Integrated Learning-Living Communities

Business Ethics & Environmental Sustainability: National Aviation Heritage Park and Dunbar House
Cold weather kept the BEES (Business Ethics & Environmental Sustainability) close to campus, but they were able to complete an excursion to the only national park in the nation dedicated to a historical, rather than a natural, treasure, The National Aviation Heritage Park.
As young printers, Orville and Wilbur published the first book of poetry by Paul Laurence Dunbar, an African American poet born in 1891 in Dayton to two former slaves. Already renowned in the states and Europe by the age of 20, Dunbar, who wrote in ‘standard’ English as well as dialect, participated in President William McKinley’s inaugural parade and later received a commemorative sword from President Theodore Roosevelt.
Unfortunately, his alcoholism damaged his career, and, eventually, Dunbar returned to Dayton to live with his mother in the house he had purchased for her before his death. He died of tubercolosis at 33 in 1906. He is buried in Woodland Cemetery, quite close to the Wright Brothers. Dunbar's grave is marked by a stone purchased by Orville Wright who attended Central High School with Dunbar.
It is Paul Laurence Dunbar who provided the title for Maya Angelou’s autobiography "I know Why the Caged Bird Sings."
The BEES also learned the Wright brothers were raised in Dayton after their father relocated to manage the publishing business of the Church of the United Brethren, in which he was a bishop. The “bishop’s boys” then continued in the ‘family business’ but used their net revenues to enter the burgeoning bicycle business.
In turn, earnings from both occupations funded their first experiments in flight.
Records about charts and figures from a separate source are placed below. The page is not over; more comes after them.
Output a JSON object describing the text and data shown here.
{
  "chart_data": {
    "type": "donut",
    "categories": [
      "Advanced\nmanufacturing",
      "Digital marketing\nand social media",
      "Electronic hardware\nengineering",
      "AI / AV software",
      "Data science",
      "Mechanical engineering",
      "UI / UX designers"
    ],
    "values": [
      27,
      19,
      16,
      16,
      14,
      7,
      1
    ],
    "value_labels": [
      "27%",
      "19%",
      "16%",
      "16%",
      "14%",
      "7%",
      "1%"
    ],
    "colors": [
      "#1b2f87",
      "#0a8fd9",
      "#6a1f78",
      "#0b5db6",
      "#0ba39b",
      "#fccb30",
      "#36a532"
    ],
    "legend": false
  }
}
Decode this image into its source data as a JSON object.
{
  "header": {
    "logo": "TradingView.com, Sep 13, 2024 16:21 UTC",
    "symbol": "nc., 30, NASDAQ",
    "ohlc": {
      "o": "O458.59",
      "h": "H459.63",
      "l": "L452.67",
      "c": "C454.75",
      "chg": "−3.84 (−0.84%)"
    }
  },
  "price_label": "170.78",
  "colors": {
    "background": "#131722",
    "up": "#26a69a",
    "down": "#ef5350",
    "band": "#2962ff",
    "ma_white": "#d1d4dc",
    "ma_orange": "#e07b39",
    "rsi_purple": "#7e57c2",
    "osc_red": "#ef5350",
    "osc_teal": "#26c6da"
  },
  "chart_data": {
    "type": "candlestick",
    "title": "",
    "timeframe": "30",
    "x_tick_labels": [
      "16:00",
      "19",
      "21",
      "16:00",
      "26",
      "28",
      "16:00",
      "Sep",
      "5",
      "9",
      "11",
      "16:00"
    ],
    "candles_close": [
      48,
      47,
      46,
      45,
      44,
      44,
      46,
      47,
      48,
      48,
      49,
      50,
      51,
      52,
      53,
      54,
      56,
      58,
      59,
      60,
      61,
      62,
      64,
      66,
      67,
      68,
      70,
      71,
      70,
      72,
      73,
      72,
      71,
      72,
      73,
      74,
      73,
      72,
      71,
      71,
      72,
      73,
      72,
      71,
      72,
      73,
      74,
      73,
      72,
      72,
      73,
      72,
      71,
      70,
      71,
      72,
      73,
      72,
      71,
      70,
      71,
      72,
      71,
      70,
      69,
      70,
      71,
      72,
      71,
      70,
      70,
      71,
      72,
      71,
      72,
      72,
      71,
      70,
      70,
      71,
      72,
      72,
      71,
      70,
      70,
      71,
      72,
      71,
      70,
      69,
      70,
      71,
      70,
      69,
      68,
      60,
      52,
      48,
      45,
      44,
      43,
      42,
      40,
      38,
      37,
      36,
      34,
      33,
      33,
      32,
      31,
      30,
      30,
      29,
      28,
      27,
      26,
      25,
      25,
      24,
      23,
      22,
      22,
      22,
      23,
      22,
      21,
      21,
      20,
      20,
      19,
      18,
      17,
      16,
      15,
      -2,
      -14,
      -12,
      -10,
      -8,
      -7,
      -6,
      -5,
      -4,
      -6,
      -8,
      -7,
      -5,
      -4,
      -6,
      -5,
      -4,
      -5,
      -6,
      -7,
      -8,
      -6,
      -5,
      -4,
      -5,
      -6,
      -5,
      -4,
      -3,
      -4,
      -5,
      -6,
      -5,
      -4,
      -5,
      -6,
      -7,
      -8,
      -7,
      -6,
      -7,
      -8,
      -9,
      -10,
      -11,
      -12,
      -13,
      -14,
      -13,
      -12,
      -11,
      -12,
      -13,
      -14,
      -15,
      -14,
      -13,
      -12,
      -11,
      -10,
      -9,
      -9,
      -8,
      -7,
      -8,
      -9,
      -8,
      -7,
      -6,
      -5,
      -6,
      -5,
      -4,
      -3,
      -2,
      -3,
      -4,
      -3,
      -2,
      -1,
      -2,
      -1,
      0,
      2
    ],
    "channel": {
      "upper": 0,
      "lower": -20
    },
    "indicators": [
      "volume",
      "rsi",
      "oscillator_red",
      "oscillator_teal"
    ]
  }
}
Tragically, for Dayton, their childhood home, as well as the last of their five (rented, never owned) bicycle shops were sold to Henry Ford and moved to his Dearborn, Mich., museum complex, titled Greenfield Village.
While Wilbur, like Paul Laurence Dunbar, died young (1912) at 45 of typhoid fever, Orville survived for many more years, living in a mansion — Hawthorne Hill — in Oakwood.